Соседка суетилась из стороны в сторону, пока окончательно не удовлетворилась результатом, и хлопнула в ладоши, довольная. Она обернулась к хмурой Уэнсдей и взволнованно, в своей манере, прощебетала:
– Пожелай мне удачи, – суровая девушка нахмурилась ещё сильнее от слов волчицы, над ее бровью залегла морщинка от данного жеста. Уэнсдей не хотелось отпускать Энид ни на какое свидание с посредственностью из Невермора. Тем более, он мог случайно своими змеями заставить ее окаменеть. Что она нашла в нем? Что-то липкое, вязкое и неприятное стало подниматься в ее груди. Это было нечто, что она никогда не ощущала в своей жизни. Ей хотелось прикоснуться к ее руке, привлечь ее внимание в свою сторону. Например, посмотреть какую-нибудь тупую мелодраму, которую Энид давно хотела. Уэнсдей терпеть не могла мелодрамы всеми фибрами души: для нее это была пустая трата драгоценного времени и угроза для ее закаленного разума.

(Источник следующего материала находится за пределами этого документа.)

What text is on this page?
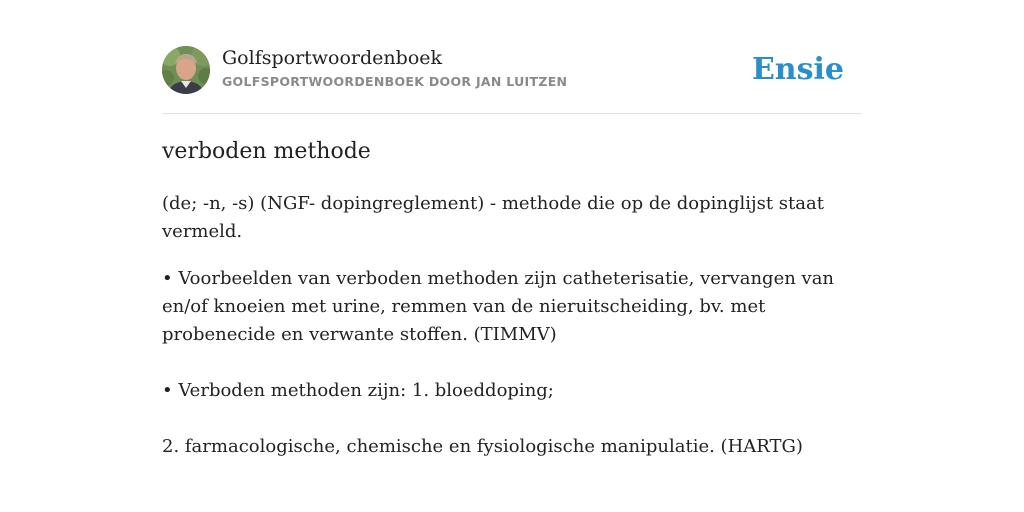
Golfsportwoordenboek
GOLFSPORTWOORDENBOEK DOOR JAN LUITZEN	Ensie
verboden methode

(de; -n, -s) (NGF- dopingreglement) - methode die op de dopinglijst staat vermeld.

• Voorbeelden van verboden methoden zijn catheterisatie, vervangen van en/of knoeien met urine, remmen van de nieruitscheiding, bv. met probenecide en verwante stoffen. (TIMMV)

• Verboden methoden zijn: 1. bloeddoping;

2. farmacologische, chemische en fysiologische manipulatie. (HARTG)
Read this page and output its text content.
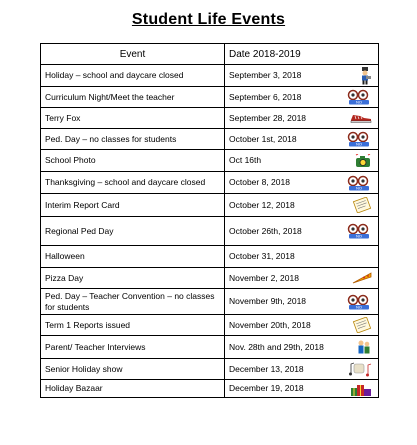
Student Life Events
Event	Date 2018-2019
Holiday – school and daycare closed	September 3, 2018

Curriculum Night/Meet the teacher	September 6, 2018
NO

Terry Fox	September 28, 2018

Ped. Day – no classes for students	October 1st, 2018
NO

School Photo	Oct 16th

Thanksgiving – school and daycare closed	October 8, 2018
NO

Interim Report Card	October 12, 2018

Regional Ped Day	October 26th, 2018
NO

Halloween	October 31, 2018
Pizza Day	November 2, 2018

Ped. Day – Teacher Convention – no classes for students	November 9th, 2018
NO

Term 1 Reports issued	November 20th, 2018

Parent/ Teacher Interviews	Nov. 28th and 29th, 2018

Senior Holiday show	December 13, 2018

Holiday Bazaar	December 19, 2018
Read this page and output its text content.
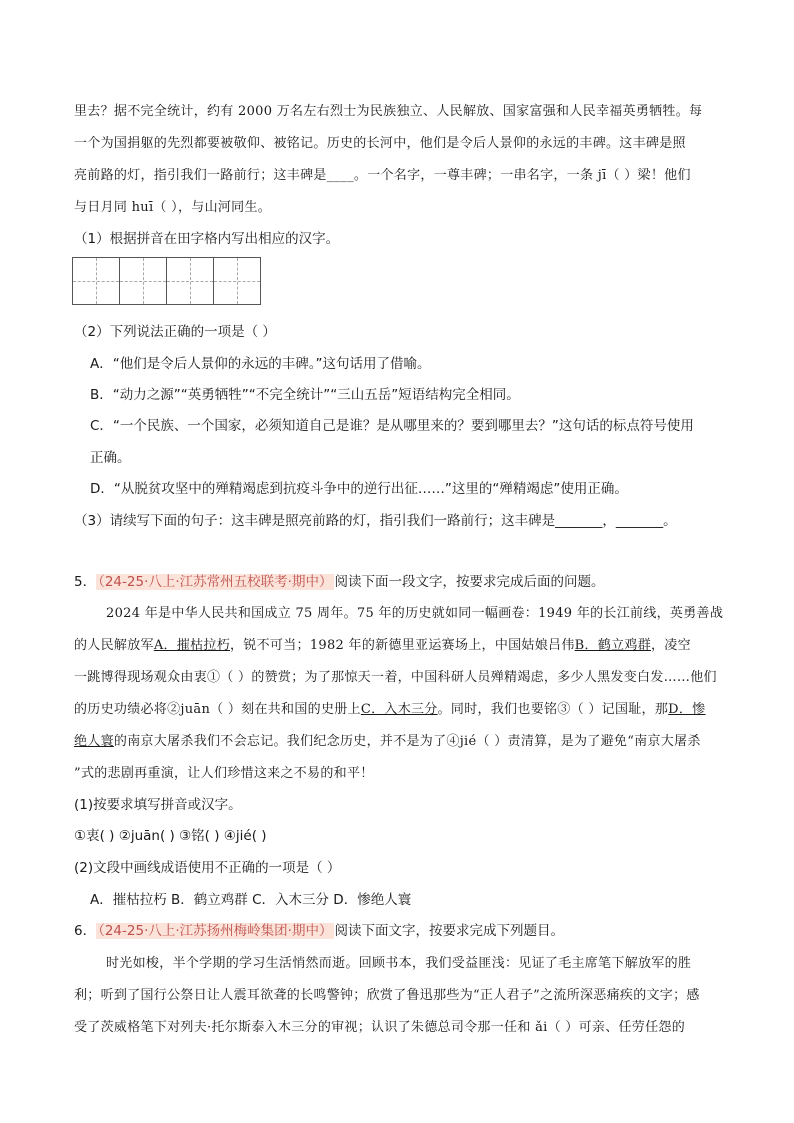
里去？据不完全统计，约有 2000 万名左右烈士为民族独立、人民解放、国家富强和人民幸福英勇牺牲。每
一个为国捐躯的先烈都要被敬仰、被铭记。历史的长河中，他们是令后人景仰的永远的丰碑。这丰碑是照
亮前路的灯，指引我们一路前行；这丰碑是____。一个名字，一尊丰碑；一串名字，一条 jī（ ）梁！他们
与日月同 huī（ ），与山河同生。
（1）根据拼音在田字格内写出相应的汉字。
（2）下列说法正确的一项是（ ）
A．“他们是令后人景仰的永远的丰碑。”这句话用了借喻。
B．“动力之源”“英勇牺牲”“不完全统计”“三山五岳”短语结构完全相同。
C．“一个民族、一个国家，必须知道自己是谁？是从哪里来的？要到哪里去？”这句话的标点符号使用
正确。
D．“从脱贫攻坚中的殚精竭虑到抗疫斗争中的逆行出征……”这里的“殚精竭虑”使用正确。
（3）请续写下面的句子：这丰碑是照亮前路的灯，指引我们一路前行；这丰碑是_______，_______。
5． （24-25·八上·江苏常州五校联考·期中） 阅读下面一段文字，按要求完成后面的问题。
2024 年是中华人民共和国成立 75 周年。75 年的历史就如同一幅画卷：1949 年的长江前线，英勇善战
的人民解放军A．摧枯拉朽，锐不可当；1982 年的新德里亚运赛场上，中国姑娘吕伟B．鹤立鸡群，凌空
一跳博得现场观众由衷①（ ）的赞赏；为了那惊天一着，中国科研人员殚精竭虑，多少人黑发变白发……他们
的历史功绩必将②juān（ ）刻在共和国的史册上C．入木三分。同时，我们也要铭③（ ）记国耻，那D．惨
绝人寰的南京大屠杀我们不会忘记。我们纪念历史，并不是为了④jié（ ）责清算，是为了避免“南京大屠杀
”式的悲剧再重演，让人们珍惜这来之不易的和平！
(1)按要求填写拼音或汉字。
①衷( ) ②juān( ) ③铭( ) ④jié( )
(2)文段中画线成语使用不正确的一项是（ ）
A．摧枯拉朽 B．鹤立鸡群 C．入木三分 D．惨绝人寰
6． （24-25·八上·江苏扬州梅岭集团·期中） 阅读下面文字，按要求完成下列题目。
时光如梭，半个学期的学习生活悄然而逝。回顾书本，我们受益匪浅：见证了毛主席笔下解放军的胜
利；听到了国行公祭日让人震耳欲聋的长鸣警钟；欣赏了鲁迅那些为“正人君子”之流所深恶痛疾的文字；感
受了茨威格笔下对列夫·托尔斯泰入木三分的审视；认识了朱德总司令那一任和 ǎi（ ）可亲、任劳任怨的
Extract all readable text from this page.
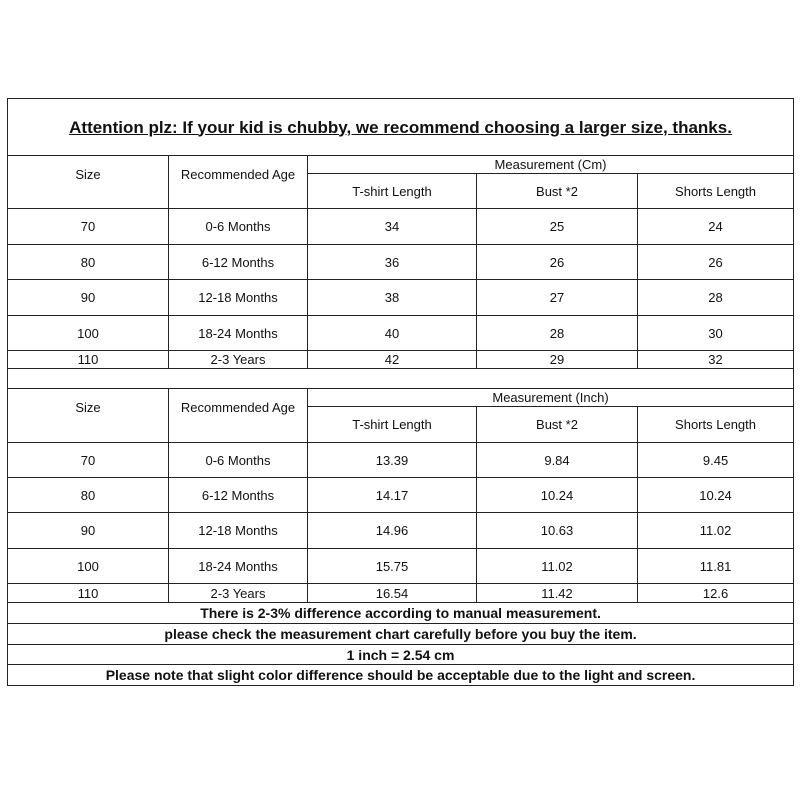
Attention plz: If your kid is chubby, we recommend choosing a larger size, thanks.				
Size	Recommended Age	Measurement (Cm)		
		T-shirt Length	Bust *2	Shorts Length
70	0-6 Months	34	25	24
80	6-12 Months	36	26	26
90	12-18 Months	38	27	28
100	18-24 Months	40	28	30
110	2-3 Years	42	29	32

Size	Recommended Age	Measurement (Inch)		
		T-shirt Length	Bust *2	Shorts Length
70	0-6 Months	13.39	9.84	9.45
80	6-12 Months	14.17	10.24	10.24
90	12-18 Months	14.96	10.63	11.02
100	18-24 Months	15.75	11.02	11.81
110	2-3 Years	16.54	11.42	12.6
There is 2-3% difference according to manual measurement.				
please check the measurement chart carefully before you buy the item.				
1 inch = 2.54 cm				
Please note that slight color difference should be acceptable due to the light and screen.				
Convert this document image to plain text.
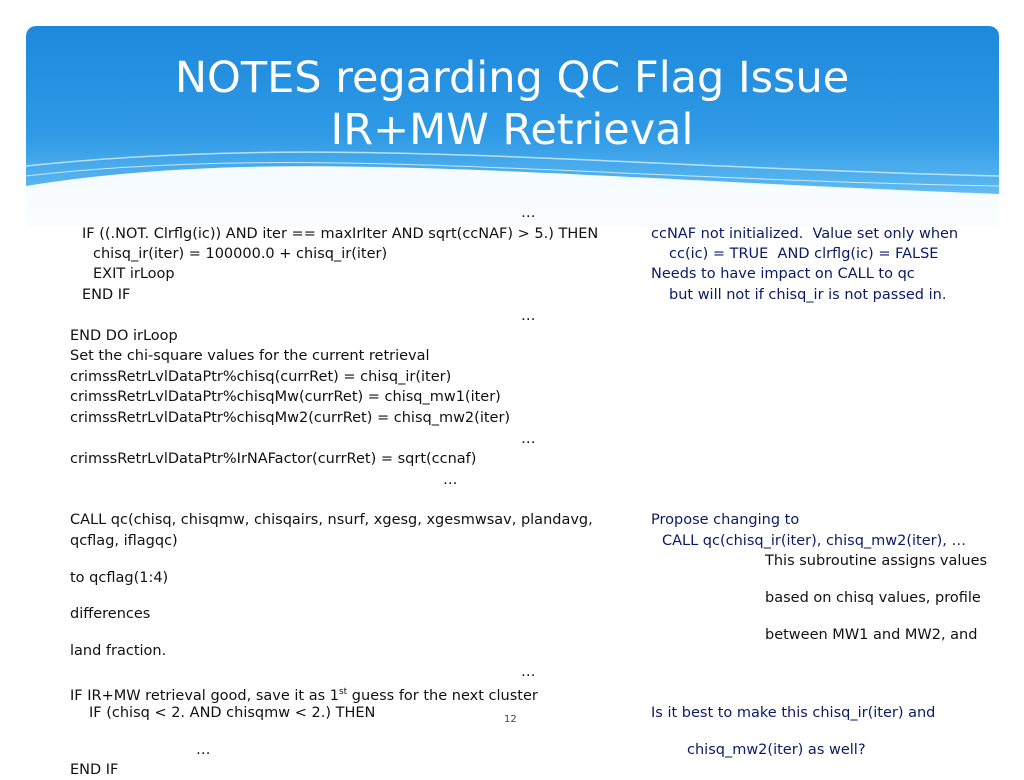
NOTES regarding QC Flag Issue
IR+MW Retrieval
…
IF ((.NOT. Clrflg(ic)) AND iter == maxIrIter AND sqrt(ccNAF) > 5.) THEN
chisq_ir(iter) = 100000.0 + chisq_ir(iter)
EXIT irLoop
END IF
…
END DO irLoop
Set the chi-square values for the current retrieval
crimssRetrLvlDataPtr%chisq(currRet) = chisq_ir(iter)
crimssRetrLvlDataPtr%chisqMw(currRet) = chisq_mw1(iter)
crimssRetrLvlDataPtr%chisqMw2(currRet) = chisq_mw2(iter)
…
crimssRetrLvlDataPtr%IrNAFactor(currRet) = sqrt(ccnaf)
…
CALL qc(chisq, chisqmw, chisqairs, nsurf, xgesg, xgesmwsav, plandavg,
qcflag, iflagqc)
to qcflag(1:4)
differences
land fraction.
…
IF IR+MW retrieval good, save it as 1st guess for the next cluster
IF (chisq < 2. AND chisqmw < 2.) THEN
…
END IF
ccNAF not initialized.  Value set only when
cc(ic) = TRUE  AND clrflg(ic) = FALSE
Needs to have impact on CALL to qc
but will not if chisq_ir is not passed in.
Propose changing to
CALL qc(chisq_ir(iter), chisq_mw2(iter), …
This subroutine assigns values
based on chisq values, profile
between MW1 and MW2, and
Is it best to make this chisq_ir(iter) and
chisq_mw2(iter) as well?
12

Холодным тоном, но с глазами, как у темного оникса, она произнесла быстро, прикладывая все усилия, чтобы не прошипеть эти слова:
– Если он разобьет тебе сердце, я сломаю ему конечности, – сквозь сжатые зубы пробубнила угрюмая ученица, затем, не говоря больше ни слова, села за привычное место – за печатную машинку, нажимая с такой силой на клавиши, что оборудование едва выдерживало. Уэнсдей осталась одна, когда Энид вышла из комнаты вприпрыжку. Почему-то ей стало тоскливо в груди, желаемая тишина приносила не облегчение, а непривычное чувство брошенности.